Director: Neerraj Pathak
Cast: Sunny Deol, Arshad Warsi, Preity Zinta, Shreyas Talpade, Ameeesha Patel
At one point in Bhaiaji Superhit, we arrive at a flashback in which Sunny Deol, as the uneducated Banaras don named Bhaiaji is serenading his wife, Sapna played by Preity Zinta, by reciting Twinkle Twinkle Little Star. He's wearing a shiny, black velvet coat and stumbling over the English. It was at this precise moment that I started to feel more pain for Sunny than I was feeling for myself.
Until then, I had been in the throes of an existential crisis – it was 10 or 10.30 pm and I was watching a film that felt like it had been assembled by people with a single-digit IQ for people with a single-digit IQ. I was evaluating my life and career but then the singular tragedy of Sunny struck me. Here was a National Award-winning actor, a star with blockbusters like Gaddar: Ek Prem Katha and Border, working, with utter sincerity, in a film that is every level of awful. And he just kept going – not just as Bhaiaji but also a struggling actor who plays Bhaiaji in a movie about Bhaiaji's life, smashing people and things with his dhai kilo ka haath, romancing two women – Preity and Ameesha Patel – who seem more like mannequins than humans, and doing whatever it takes to make us laugh.
Of course Bhaiaji Superhit isn't his tragedy alone though he does do the heavy-lifting. Preity returns as leading lady after five years. As Sapna, she gets to speak mangled English and have temper tantrums each time she sees her husband talking to a woman. She also gets to do a song called Sleepy Sleepy Ankhiyan. It's mortifying. Ameesha plays a Bollywood diva who gets Bhaiaji into trouble. She struts her stuff in slow motion and pouts.
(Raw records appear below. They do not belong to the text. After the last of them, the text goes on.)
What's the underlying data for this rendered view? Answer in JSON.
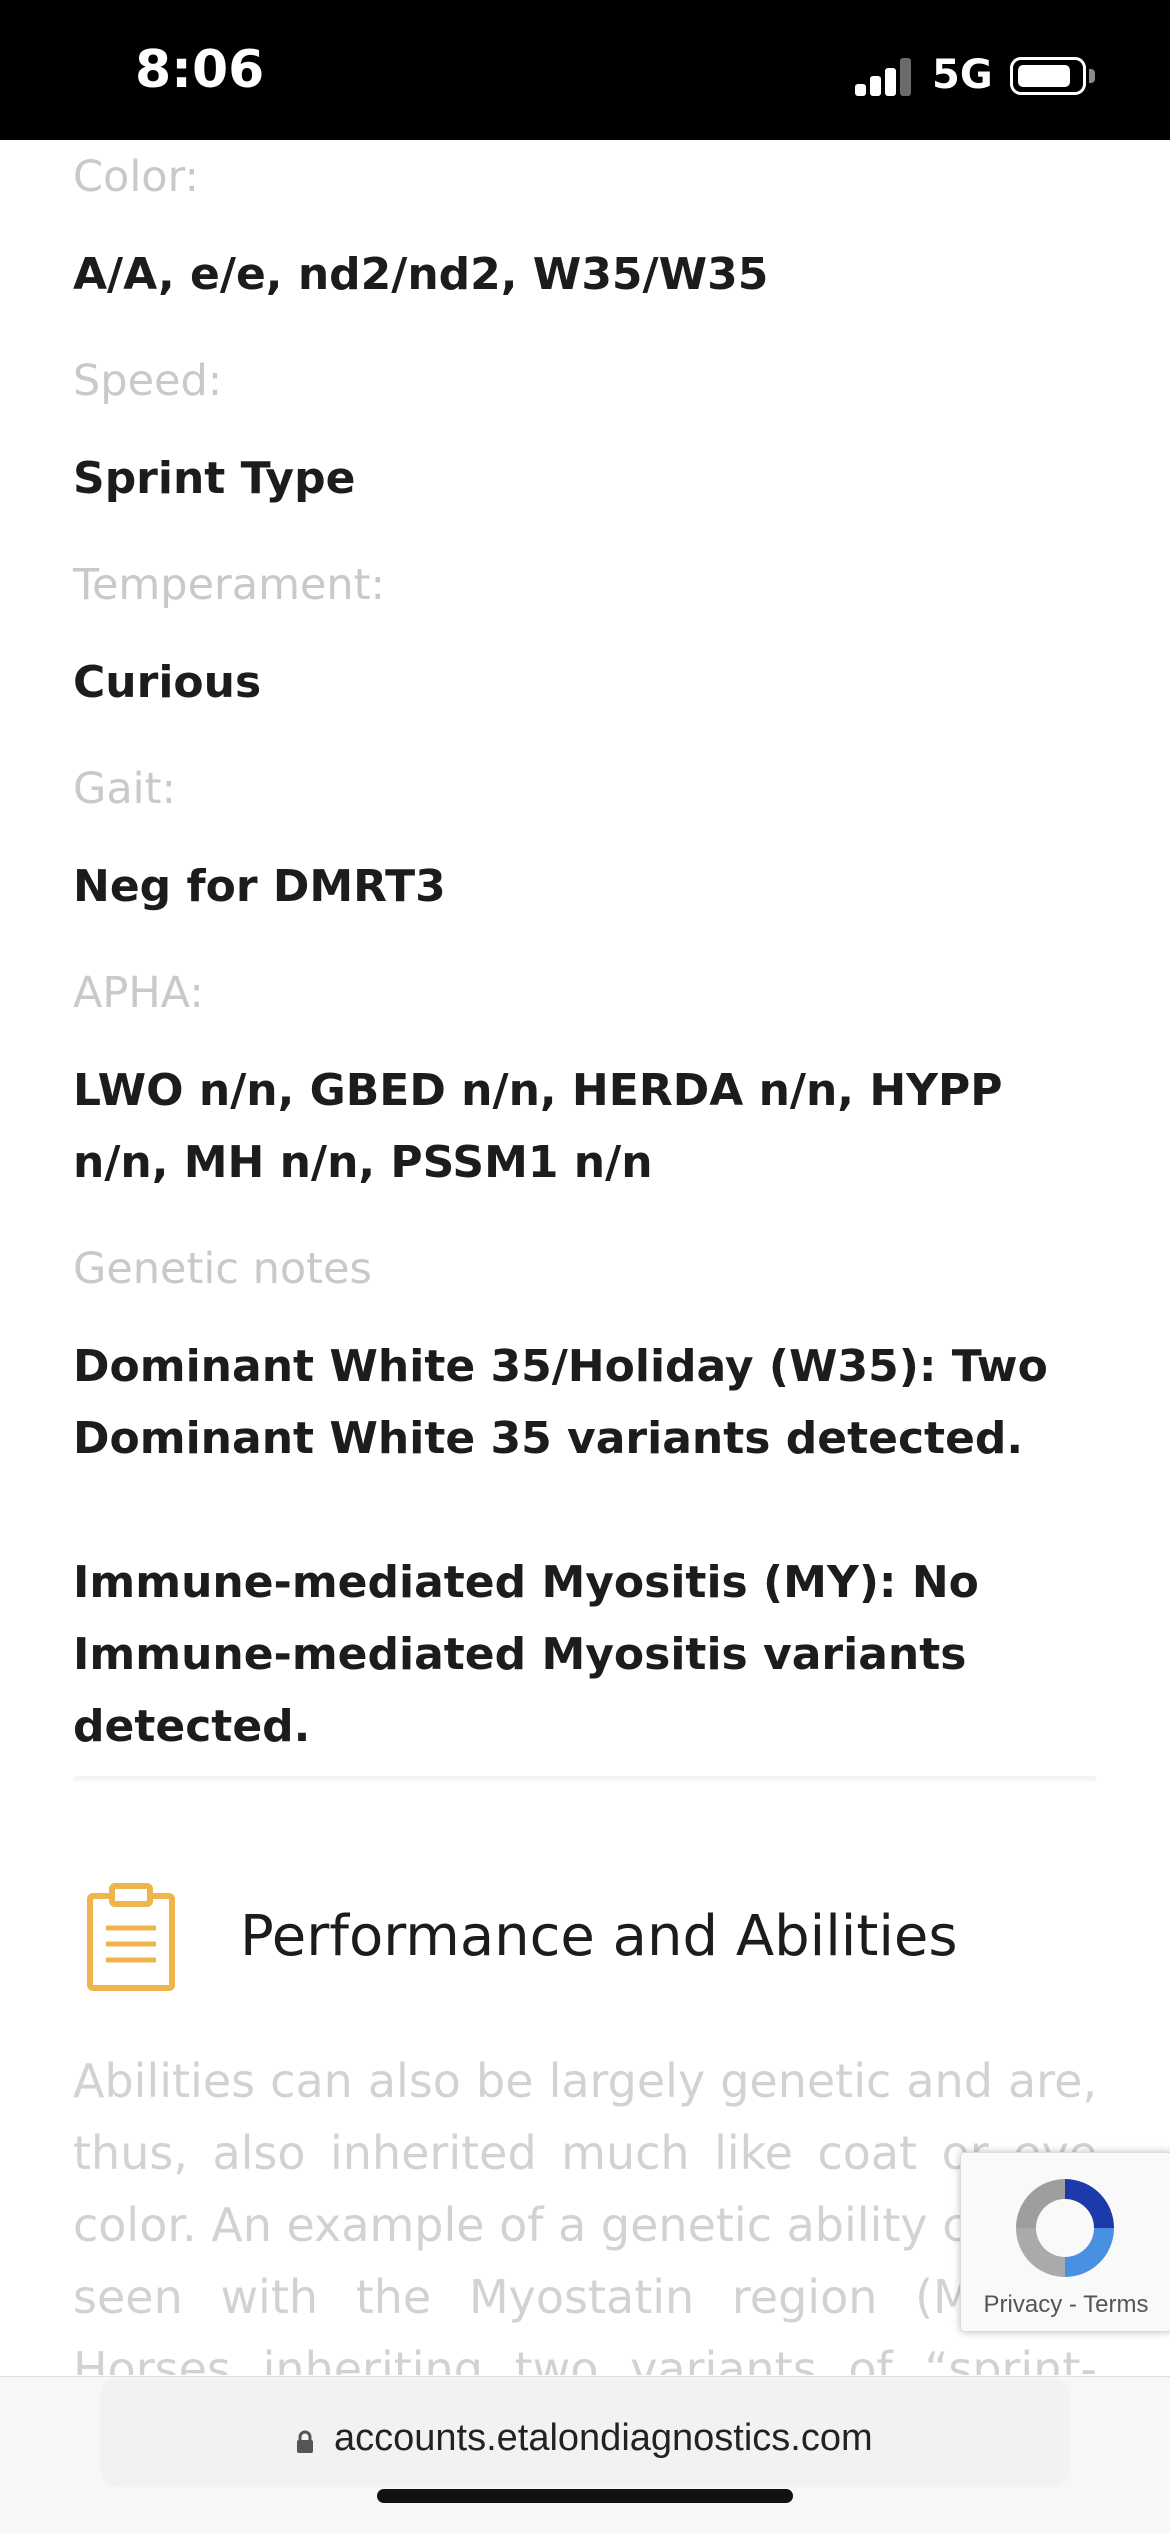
{
  "status_bar": {
    "time": "8:06",
    "network": "5G"
  },
  "fields": [
    {
      "label": "Color:",
      "value": "A/A, e/e, nd2/nd2, W35/W35"
    },
    {
      "label": "Speed:",
      "value": "Sprint Type"
    },
    {
      "label": "Temperament:",
      "value": "Curious"
    },
    {
      "label": "Gait:",
      "value": "Neg for DMRT3"
    },
    {
      "label": "APHA:",
      "value": "LWO n/n, GBED n/n, HERDA n/n, HYPP n/n, MH n/n, PSSM1 n/n"
    },
    {
      "label": "Genetic notes",
      "value": ""
    }
  ],
  "genetic_notes": [
    "Dominant White 35/Holiday (W35): Two Dominant White 35 variants detected.",
    "Immune-mediated Myositis (MY): No Immune-mediated Myositis variants detected."
  ],
  "section": {
    "icon": "clipboard-icon",
    "title": "Performance and Abilities",
    "intro": "Abilities can also be largely genetic and are, thus, also inherited much like coat or eye color. An example of a genetic ability can be seen with the Myostatin region (MSTN). Horses inheriting two variants of “sprint-type”"
  },
  "recaptcha": {
    "privacy": "Privacy",
    "separator": " - ",
    "terms": "Terms"
  },
  "browser": {
    "url": "accounts.etalondiagnostics.com"
  },
  "colors": {
    "accent_icon": "#f0b44c",
    "label_gray": "#c9c9c9",
    "value_dark": "#1c1c1c"
  }
}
And then there are a host of strong actors, here reduced to cartoons – among them, Pankaj Tripathi, Jaideep Ahlawat, Brajesh Kala, Sanjay Mishra, Arshad Warsi. If director Neerraj Pathak had just filmed these men having a chat between shots, he might have ended up with a better product. Everything here is painfully dated, literally – from what I read, the film has been in production since 2013. The story of a don who decides to make a film to get his estranged wife back could have been fun but the execution is loud and lame and purposefully foolish.
Does anything work? Yes there are two-and-a-half funny moments mostly revolving around the film within a film.
I also smiled when Ranjeet made an appearance. He doesn't have much to do but his mere presence lifted my spirits a little.
The rest of this is an excruciating slog. I'm going with one star.